Poggio was almost uniquely suited to meet these challenges. He had been exceptionally well trained in the special skills needed to decipher old handwriting. He was a wonderfully gifted Latinist, with a particularly acute eye for the telltale diction, rhetorical devices, and grammatical structures of classical Latin. He had read widely and attentively in the literature of antiquity and had committed to his capacious memory the dozens of clues that hinted at the identity of particular authors or works that had been lost. He was not himself a monk or a priest, but his long service in the papal curia or court had given him intimate, inside knowledge of the institutional structures of the Church, as well as personal acquaintance with many of its most powerful clerics, including a succession of popes.

If even these exalted connections should prove insufficient to get him through the locked doors that led to a remote abbey’s library, Poggio also possessed considerable personal charm. He was a marvelous raconteur, a sly gossip, and an indefatigable teller of jokes, many of them off-color. He could not, to be sure, converse with the German monks in their native language. Though he had lived for more than three years in a German-speaking city, by his own account he had learned no German. For so gifted a linguist, this ignorance seems to have been willed: German was the language of the barbarians, and Poggio evidently had no interest in acquiring it. In Constance he probably cocooned himself almost entirely in a Latin- and Italian-speaking social world.

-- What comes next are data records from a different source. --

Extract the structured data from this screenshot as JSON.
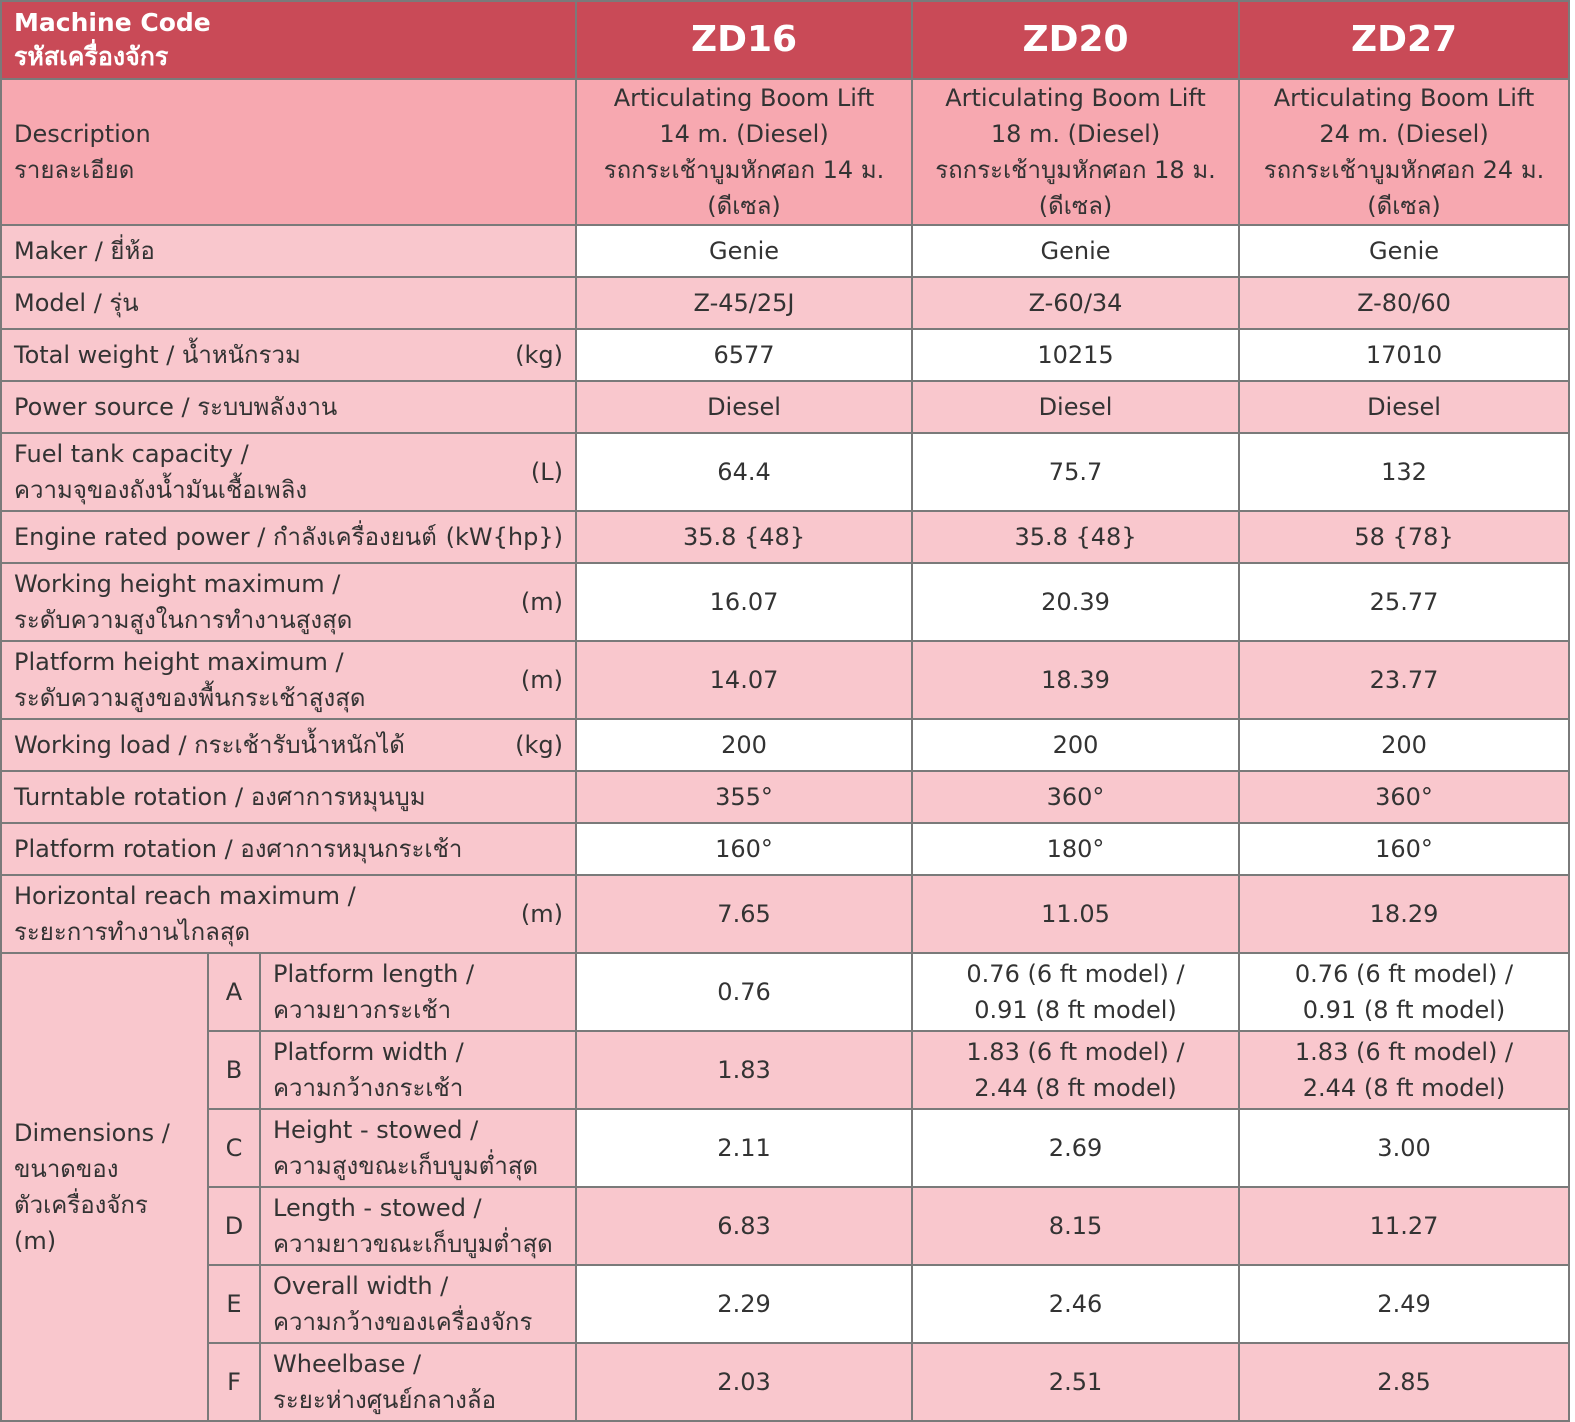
{
  "header": {
    "label_en": "Machine Code",
    "label_th": "รหัสเครื่องจักร",
    "codes": [
      "ZD16",
      "ZD20",
      "ZD27"
    ]
  },
  "description": {
    "label_en": "Description",
    "label_th": "รายละเอียด",
    "values": [
      [
        "Articulating Boom Lift",
        "14 m. (Diesel)",
        "รถกระเช้าบูมหักศอก 14 ม.",
        "(ดีเซล)"
      ],
      [
        "Articulating Boom Lift",
        "18 m. (Diesel)",
        "รถกระเช้าบูมหักศอก 18 ม.",
        "(ดีเซล)"
      ],
      [
        "Articulating Boom Lift",
        "24 m. (Diesel)",
        "รถกระเช้าบูมหักศอก 24 ม.",
        "(ดีเซล)"
      ]
    ]
  },
  "specs": [
    {
      "label": [
        "Maker / ยี่ห้อ"
      ],
      "unit": "",
      "values": [
        "Genie",
        "Genie",
        "Genie"
      ]
    },
    {
      "label": [
        "Model / รุ่น"
      ],
      "unit": "",
      "values": [
        "Z-45/25J",
        "Z-60/34",
        "Z-80/60"
      ]
    },
    {
      "label": [
        "Total weight / น้ำหนักรวม"
      ],
      "unit": "(kg)",
      "values": [
        "6577",
        "10215",
        "17010"
      ]
    },
    {
      "label": [
        "Power source / ระบบพลังงาน"
      ],
      "unit": "",
      "values": [
        "Diesel",
        "Diesel",
        "Diesel"
      ]
    },
    {
      "label": [
        "Fuel tank capacity /",
        "ความจุของถังน้ำมันเชื้อเพลิง"
      ],
      "unit": "(L)",
      "values": [
        "64.4",
        "75.7",
        "132"
      ]
    },
    {
      "label": [
        "Engine rated power / กำลังเครื่องยนต์"
      ],
      "unit": "(kW{hp})",
      "values": [
        "35.8 {48}",
        "35.8 {48}",
        "58 {78}"
      ]
    },
    {
      "label": [
        "Working height maximum /",
        "ระดับความสูงในการทำงานสูงสุด"
      ],
      "unit": "(m)",
      "values": [
        "16.07",
        "20.39",
        "25.77"
      ]
    },
    {
      "label": [
        "Platform height maximum /",
        "ระดับความสูงของพื้นกระเช้าสูงสุด"
      ],
      "unit": "(m)",
      "values": [
        "14.07",
        "18.39",
        "23.77"
      ]
    },
    {
      "label": [
        "Working load / กระเช้ารับน้ำหนักได้"
      ],
      "unit": "(kg)",
      "values": [
        "200",
        "200",
        "200"
      ]
    },
    {
      "label": [
        "Turntable rotation / องศาการหมุนบูม"
      ],
      "unit": "",
      "values": [
        "355°",
        "360°",
        "360°"
      ]
    },
    {
      "label": [
        "Platform rotation / องศาการหมุนกระเช้า"
      ],
      "unit": "",
      "values": [
        "160°",
        "180°",
        "160°"
      ]
    },
    {
      "label": [
        "Horizontal reach maximum /",
        "ระยะการทำงานไกลสุด"
      ],
      "unit": "(m)",
      "values": [
        "7.65",
        "11.05",
        "18.29"
      ]
    }
  ],
  "dimensions": {
    "label": [
      "Dimensions /",
      "ขนาดของ",
      "ตัวเครื่องจักร",
      "(m)"
    ],
    "rows": [
      {
        "letter": "A",
        "label": [
          "Platform length /",
          "ความยาวกระเช้า"
        ],
        "values": [
          [
            "0.76"
          ],
          [
            "0.76 (6 ft model) /",
            "0.91 (8 ft model)"
          ],
          [
            "0.76 (6 ft model) /",
            "0.91 (8 ft model)"
          ]
        ]
      },
      {
        "letter": "B",
        "label": [
          "Platform width /",
          "ความกว้างกระเช้า"
        ],
        "values": [
          [
            "1.83"
          ],
          [
            "1.83 (6 ft model) /",
            "2.44 (8 ft model)"
          ],
          [
            "1.83 (6 ft model) /",
            "2.44 (8 ft model)"
          ]
        ]
      },
      {
        "letter": "C",
        "label": [
          "Height - stowed /",
          "ความสูงขณะเก็บบูมต่ำสุด"
        ],
        "values": [
          [
            "2.11"
          ],
          [
            "2.69"
          ],
          [
            "3.00"
          ]
        ]
      },
      {
        "letter": "D",
        "label": [
          "Length - stowed /",
          "ความยาวขณะเก็บบูมต่ำสุด"
        ],
        "values": [
          [
            "6.83"
          ],
          [
            "8.15"
          ],
          [
            "11.27"
          ]
        ]
      },
      {
        "letter": "E",
        "label": [
          "Overall width /",
          "ความกว้างของเครื่องจักร"
        ],
        "values": [
          [
            "2.29"
          ],
          [
            "2.46"
          ],
          [
            "2.49"
          ]
        ]
      },
      {
        "letter": "F",
        "label": [
          "Wheelbase /",
          "ระยะห่างศูนย์กลางล้อ"
        ],
        "values": [
          [
            "2.03"
          ],
          [
            "2.51"
          ],
          [
            "2.85"
          ]
        ]
      }
    ]
  }
}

But if a failure to speak German must have been vexing on the road, at inns or other way stations, it would not have posed a serious problem once Poggio had arrived at his destination. The abbot, the librarian, and many other members of the monastic community would have spoken Latin. They would not in all likelihood have possessed the elegant classical Latin that Poggio had painstakingly mastered but rather, to judge from the many vigorous contemporary literary works
that
survive, a vital, fluent, highly flexible Latin that could swoop effortlessly from the subtlest of scholastic distinctions to the earthiest of obscenities. If Poggio sensed that he could impress his hosts with moral seriousness, he could have discoursed eloquently about the miseries of the human condition; if he thought he could win them over by making them laugh, he could have launched into one of his tales of foolish rustics, compliant housewives, and sexually rapacious priests.

Poggio possessed one further gift that set him apart from virtually all the other book-hunting humanists. He was a superbly well-trained scribe, with exceptionally fine handwriting, great powers of concentration, and a high degree of accuracy. It is difficult for us, at this distance, to take in the significance of such qualities: our technologies for producing transcriptions, facsimiles, and copies have almost entirely erased what was once an important personal achievement. That importance began to decline, though not at all precipitously, even in Poggio’s own lifetime, for by the 1430s a German entrepreneur, Johann Gutenberg, began experimenting with a new invention, movable type, which would revolutionize the reproduction and transmission of texts. By the century’s end printers, especially the great Aldus in Venice, would print Latin texts in a typeface whose clarity and elegance remain unrivalled after five centuries. That typeface was based on the beautiful handwriting
13
of Poggio and his humanist friends. What Poggio did by hand to produce a single copy would soon be done mechanically to produce hundreds.